I am trying to calculate the rolling correlation between two xarray dataarrays.

Suppose my dataset is:

<xarray.Dataset>
Dimensions:            (date: 2621, x: 100)
Coordinates:
  * date               (date) datetime64[ns] 2007-01-03 2007-01-04 ...
  * x                  (x) int64 1 2 3 4 5 6 ...
Data variables:
    a                  (date) float64 -0.001011 0.001227 -0.006087 0.002535 ...
    b                  (date, x) float64 -0.001007 -0.0001312 -0.02594 ...

I would like to compute the rolling coefficients between a and b so that the dimensions of each coefficient is (date, x). Note that the date dimension is present because the rolling is applied along the date axis.

I was able to put together and ugly way to do this full of for loops but was wondering if there is a way to do it by somehow applying the reduce function on the rolling dataset object. I can't see a way to do it but there may be an entirely different approach I am missing.
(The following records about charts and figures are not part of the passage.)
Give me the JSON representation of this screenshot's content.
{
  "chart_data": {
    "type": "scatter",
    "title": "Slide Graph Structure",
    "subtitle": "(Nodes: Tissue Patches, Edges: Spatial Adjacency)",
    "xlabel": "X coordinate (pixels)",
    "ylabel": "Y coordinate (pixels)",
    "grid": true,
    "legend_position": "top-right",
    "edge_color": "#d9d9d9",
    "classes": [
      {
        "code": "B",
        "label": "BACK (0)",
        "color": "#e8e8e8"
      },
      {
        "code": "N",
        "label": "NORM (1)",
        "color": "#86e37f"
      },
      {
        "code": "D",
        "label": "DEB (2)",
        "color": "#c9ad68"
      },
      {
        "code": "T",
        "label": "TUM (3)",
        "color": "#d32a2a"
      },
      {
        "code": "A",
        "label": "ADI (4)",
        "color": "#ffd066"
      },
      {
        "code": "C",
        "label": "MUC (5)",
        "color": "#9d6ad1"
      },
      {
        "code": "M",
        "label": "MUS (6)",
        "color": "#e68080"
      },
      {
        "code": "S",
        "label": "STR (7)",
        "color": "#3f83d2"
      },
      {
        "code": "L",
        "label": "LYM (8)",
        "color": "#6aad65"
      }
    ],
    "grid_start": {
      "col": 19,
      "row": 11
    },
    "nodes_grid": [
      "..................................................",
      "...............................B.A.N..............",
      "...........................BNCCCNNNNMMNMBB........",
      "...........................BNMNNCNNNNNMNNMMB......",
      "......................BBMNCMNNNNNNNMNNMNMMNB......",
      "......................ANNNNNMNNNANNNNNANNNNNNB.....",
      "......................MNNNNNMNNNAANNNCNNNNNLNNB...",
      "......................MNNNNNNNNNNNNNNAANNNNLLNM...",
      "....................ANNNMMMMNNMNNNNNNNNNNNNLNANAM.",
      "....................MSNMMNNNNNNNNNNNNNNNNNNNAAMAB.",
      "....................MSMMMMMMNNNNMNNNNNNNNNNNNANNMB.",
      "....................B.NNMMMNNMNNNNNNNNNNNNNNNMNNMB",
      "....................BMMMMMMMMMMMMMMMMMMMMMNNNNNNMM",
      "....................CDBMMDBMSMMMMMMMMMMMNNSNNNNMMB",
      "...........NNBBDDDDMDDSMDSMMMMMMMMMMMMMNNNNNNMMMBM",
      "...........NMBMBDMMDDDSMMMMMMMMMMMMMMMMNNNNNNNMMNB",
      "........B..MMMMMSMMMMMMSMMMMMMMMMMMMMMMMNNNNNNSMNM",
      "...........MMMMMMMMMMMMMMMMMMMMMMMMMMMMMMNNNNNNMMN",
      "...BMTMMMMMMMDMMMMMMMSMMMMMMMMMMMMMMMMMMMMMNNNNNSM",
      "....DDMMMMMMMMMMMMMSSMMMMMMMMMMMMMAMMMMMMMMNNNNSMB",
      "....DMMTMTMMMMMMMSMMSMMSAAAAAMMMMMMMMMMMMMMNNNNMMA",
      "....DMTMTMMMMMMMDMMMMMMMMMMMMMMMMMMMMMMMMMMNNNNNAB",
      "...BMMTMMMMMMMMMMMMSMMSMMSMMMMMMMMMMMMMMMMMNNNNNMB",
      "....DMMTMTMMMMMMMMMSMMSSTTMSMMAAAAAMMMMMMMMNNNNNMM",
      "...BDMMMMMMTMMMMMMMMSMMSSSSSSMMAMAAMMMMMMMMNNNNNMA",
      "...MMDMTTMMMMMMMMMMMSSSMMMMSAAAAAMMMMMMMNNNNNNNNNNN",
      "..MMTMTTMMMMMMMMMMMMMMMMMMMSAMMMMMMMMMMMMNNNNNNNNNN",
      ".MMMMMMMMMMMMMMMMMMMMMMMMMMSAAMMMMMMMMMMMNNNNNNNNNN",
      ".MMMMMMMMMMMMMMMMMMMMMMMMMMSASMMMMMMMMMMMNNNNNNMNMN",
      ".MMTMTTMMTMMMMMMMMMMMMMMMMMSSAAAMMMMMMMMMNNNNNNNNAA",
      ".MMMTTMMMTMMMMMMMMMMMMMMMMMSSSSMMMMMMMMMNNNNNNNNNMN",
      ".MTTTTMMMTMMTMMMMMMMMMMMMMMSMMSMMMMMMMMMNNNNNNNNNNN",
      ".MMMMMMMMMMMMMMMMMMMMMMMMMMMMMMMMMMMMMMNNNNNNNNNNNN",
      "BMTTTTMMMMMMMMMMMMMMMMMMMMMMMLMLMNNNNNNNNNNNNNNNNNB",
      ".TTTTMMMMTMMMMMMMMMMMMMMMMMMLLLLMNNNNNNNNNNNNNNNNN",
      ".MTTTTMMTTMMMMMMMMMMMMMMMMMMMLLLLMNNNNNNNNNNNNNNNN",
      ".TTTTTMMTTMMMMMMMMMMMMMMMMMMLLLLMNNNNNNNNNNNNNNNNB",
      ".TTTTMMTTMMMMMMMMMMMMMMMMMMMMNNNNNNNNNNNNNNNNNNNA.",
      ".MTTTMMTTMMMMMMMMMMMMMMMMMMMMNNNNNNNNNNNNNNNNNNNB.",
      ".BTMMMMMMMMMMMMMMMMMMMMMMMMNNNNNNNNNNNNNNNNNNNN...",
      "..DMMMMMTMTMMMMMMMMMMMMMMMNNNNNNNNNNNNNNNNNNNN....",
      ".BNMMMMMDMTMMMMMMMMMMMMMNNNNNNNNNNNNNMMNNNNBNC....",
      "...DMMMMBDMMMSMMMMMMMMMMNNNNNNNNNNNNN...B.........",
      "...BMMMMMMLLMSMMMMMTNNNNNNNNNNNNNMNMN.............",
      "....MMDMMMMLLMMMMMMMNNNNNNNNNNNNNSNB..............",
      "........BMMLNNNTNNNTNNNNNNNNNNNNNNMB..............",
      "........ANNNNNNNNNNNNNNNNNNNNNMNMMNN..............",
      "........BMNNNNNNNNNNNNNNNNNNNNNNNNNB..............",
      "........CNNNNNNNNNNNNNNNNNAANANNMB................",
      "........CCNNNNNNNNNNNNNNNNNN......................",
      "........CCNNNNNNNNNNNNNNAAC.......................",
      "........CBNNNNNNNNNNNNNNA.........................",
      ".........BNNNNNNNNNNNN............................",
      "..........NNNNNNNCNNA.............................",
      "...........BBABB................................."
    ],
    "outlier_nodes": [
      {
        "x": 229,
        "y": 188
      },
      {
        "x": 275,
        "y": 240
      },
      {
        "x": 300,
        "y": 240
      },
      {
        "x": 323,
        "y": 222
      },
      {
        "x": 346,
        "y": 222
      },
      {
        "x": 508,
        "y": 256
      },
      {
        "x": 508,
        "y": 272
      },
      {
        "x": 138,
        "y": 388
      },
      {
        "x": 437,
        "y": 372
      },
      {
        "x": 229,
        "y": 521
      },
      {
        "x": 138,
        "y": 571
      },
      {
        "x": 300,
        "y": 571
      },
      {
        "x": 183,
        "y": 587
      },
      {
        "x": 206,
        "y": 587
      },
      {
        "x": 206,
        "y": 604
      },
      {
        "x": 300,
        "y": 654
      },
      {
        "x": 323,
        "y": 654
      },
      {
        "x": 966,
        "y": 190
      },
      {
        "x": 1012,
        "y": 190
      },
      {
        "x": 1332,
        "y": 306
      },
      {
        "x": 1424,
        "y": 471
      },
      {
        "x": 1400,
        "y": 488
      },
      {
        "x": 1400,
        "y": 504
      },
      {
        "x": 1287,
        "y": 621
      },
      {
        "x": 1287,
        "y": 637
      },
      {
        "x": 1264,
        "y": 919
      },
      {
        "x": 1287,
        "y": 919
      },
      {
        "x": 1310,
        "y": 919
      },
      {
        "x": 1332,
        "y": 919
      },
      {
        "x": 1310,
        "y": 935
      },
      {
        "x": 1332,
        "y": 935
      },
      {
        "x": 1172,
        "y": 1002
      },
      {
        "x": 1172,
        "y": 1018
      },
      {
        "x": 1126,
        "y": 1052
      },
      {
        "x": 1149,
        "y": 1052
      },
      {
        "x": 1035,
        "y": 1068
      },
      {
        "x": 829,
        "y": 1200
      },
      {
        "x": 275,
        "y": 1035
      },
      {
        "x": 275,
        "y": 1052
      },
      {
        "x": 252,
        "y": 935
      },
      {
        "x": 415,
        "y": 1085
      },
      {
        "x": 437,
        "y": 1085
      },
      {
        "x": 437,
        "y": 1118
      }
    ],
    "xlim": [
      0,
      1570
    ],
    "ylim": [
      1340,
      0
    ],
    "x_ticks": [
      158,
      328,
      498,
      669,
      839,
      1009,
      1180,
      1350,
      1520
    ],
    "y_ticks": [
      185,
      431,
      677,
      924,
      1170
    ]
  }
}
This problem can be generalized by applying any arbitrary function that takes two series of numbers as inputs (in this case the correlation function.

user32430
  • 65
  • 8

1 Answers1

2

One can construct a new rolling window dimension using DatasetRolling.construct, then calculate correlation over the window dim using xarray.corr:

  1. Instantiate as Dataset. Concatenating to a DataArray on a new dim would also work.
import xarray as xr
ds = xr.Dataset({
    'series1': xr.DataArray(np.arange(10), dims='x'),
    'series2': xr.DataArray(np.arange(10, 20), dims='x')
})
ds
# <xarray.Dataset>
# Dimensions:  (x: 10)
# Dimensions without coordinates: x
# Data variables:
#     series1  (x) int64 0 1 2 3 4 5 6 7 8 9
#     series2  (x) int64 10 11 12 13 14 15 16 17 18 19
  1. Instantiate a rolling window object using Dataset.rolling, and construct a new window dimension on this object using DatasetRolling.construct:
rolling = ds.rolling(x=3)
with_dim = rolling.construct('window_dim')
with_dim
# <xarray.Dataset>
# Dimensions:  (window_dim: 3, x: 10)
# Dimensions without coordinates: window_dim, x
# Data variables:
#     series1  (x, window_dim) float64 nan nan 0.0 nan 0.0 ... 7.0 8.0 7.0 8.0 9.0
#     series2  (x, window_dim) float64 nan nan 10.0 nan ... 18.0 17.0 18.0 19.0
  1. Invoke xarray.corr as usual:
xr.corr(with_dim['series1'], with_dim['series2'], dim='window_dim')
# <xarray.DataArray (x: 10)>
# array([nan,  1.,  1.,  1.,  1.,  1.,  1.,  1.,  1.,  1.])
# Dimensions without coordinates: x

A very stale thread, yes, but hopefully this helps someone.

EhoTACC
  • 21
  • 3